Es época de plantar las siguientes verduras y hortalizas: col, coliflor, brócoli, lechuga, escarola, cardo, acelga, remolacha, borraja, nabo, entre otras.

Como hemos dicho, agosto es buena época para empezar con los trabajos de cara a otoño e invierno. Tenemos una amplia gama, por ejemplo en la familia de la col, por ejemplo coliflor, coles de bruselas, romanescu… Tendríamos que plantarlas a partir de mediados de agosto. Y recogeremos la cosecha en otoño. Puede que parezca que es demasiado pronto para plantarlas pero estas plantas necesitan tiempo, pues tienen otro ritmo de crecimiento. Por lo que podemos empezar a recoger algunas cosechas de verano y hacer un hueco para otoño e invierno.

Este año, las personas que han tenido suerte y paciencia, podrán disfrutar de los pimientos. Debido a la climatología de la primavera y a pesar de que el verano va mejor, los pimientos no han crecido. ¡Con suerte, a ver si dan fruto a comienzos o a mediados de agosto!…

Pero a diferencia de los pimientos, las acelgas sí que están aguantando bien. Están preciosas con hojas anchas y un color verde que es difícil de copiar. El clima actual, la humedad y los días frescos, es idóneo para esta planta.

Por otro lado, es época de recoger los puerros que están en flor. Antiguamente, se colgaban para que se secasen y se recogían las semillas. Se puede hacer lo mismo con la cebolla, que da una flor muy parecida. Si no recogemos el puerro para comer, la planta sigue creciendo, llevando a cabo su ciclo. En euskera se llama “gara” y de ahí viene el verbo “garatu”, desarrollar.

EL ENTORNO

A pesar de los fuertes vientos, el granizo y las lluvias que han dejado huella en el entorno de Igartubeiti, las plantas han florecido.

Por ejemplo, la flor de la pasión, ha reaparecido tímidamente entre los arbustos de la huerta. Lo mismo ha ocurrido con el espino blanco, han brotado nuevas flores dándole una tonalidad blanca al color verde del entorno.

Por otro lado, algunas plantas frutales han empezado agosto enseñando sus mejores cualidades. La vid, que está trepando y entremezclándose entre los arbustos y árboles de la huerta, parece que dará buena cosecha. Antiguamente la planta de la uva era parte de las paredes del caserío, que creaba una imagen que hoy es muy difícil de ver. Esta variedad de uva no se utilizaba para producir vino, se trata de uva de mesa. Pero lo que llama la atención es la grosella. Se le han marchitado algunas ramas, pero aun así sigue dando frutos, ya que cada año viene con nuevas pujas. La fruta es parecida a la endrina, pero más blanda. Antiguamente se utilizaba como alimento o para hacer mermeladas.

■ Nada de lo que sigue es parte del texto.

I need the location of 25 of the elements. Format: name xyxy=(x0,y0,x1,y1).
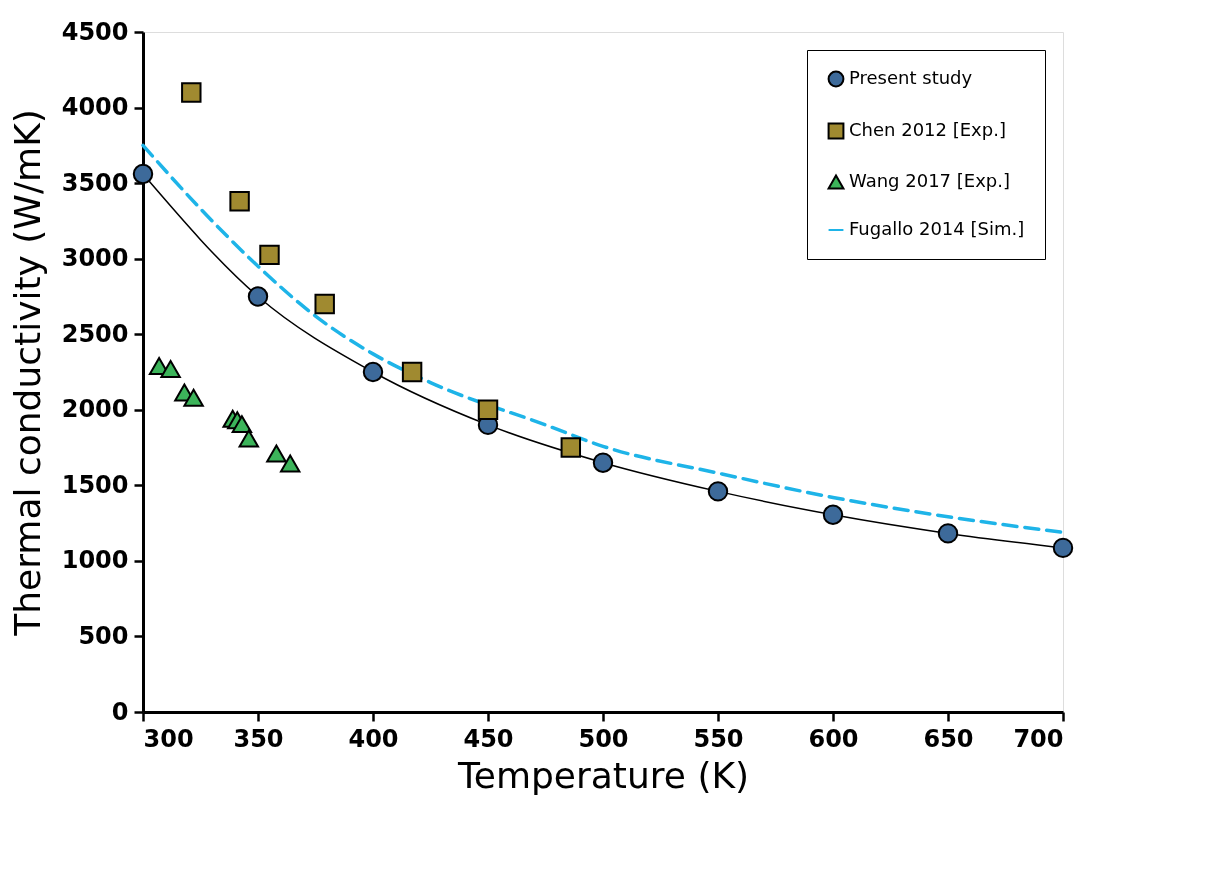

Como anécdota, los ojos más curiosos podrán observar una fruta silvestre, que ha dado mucho de qué hablar a lo largo de nuestra historia, se trata de la fruta del tejo, una pequeña bolita roja que se esconde entre las hojas. Diferentes fuentes históricas comentan que esta fruta la utilizaban las brujas en los akelarres. Tiene propiedades alucinógenas, y si se consume en cantidad puede llegar a ser mortal. Por su uso en los akelarres, durante los siglos XVI, XVII y XVII, diferentes instituciones y autoridades ordenaron la tala del tejo, para poder controlar la brujería.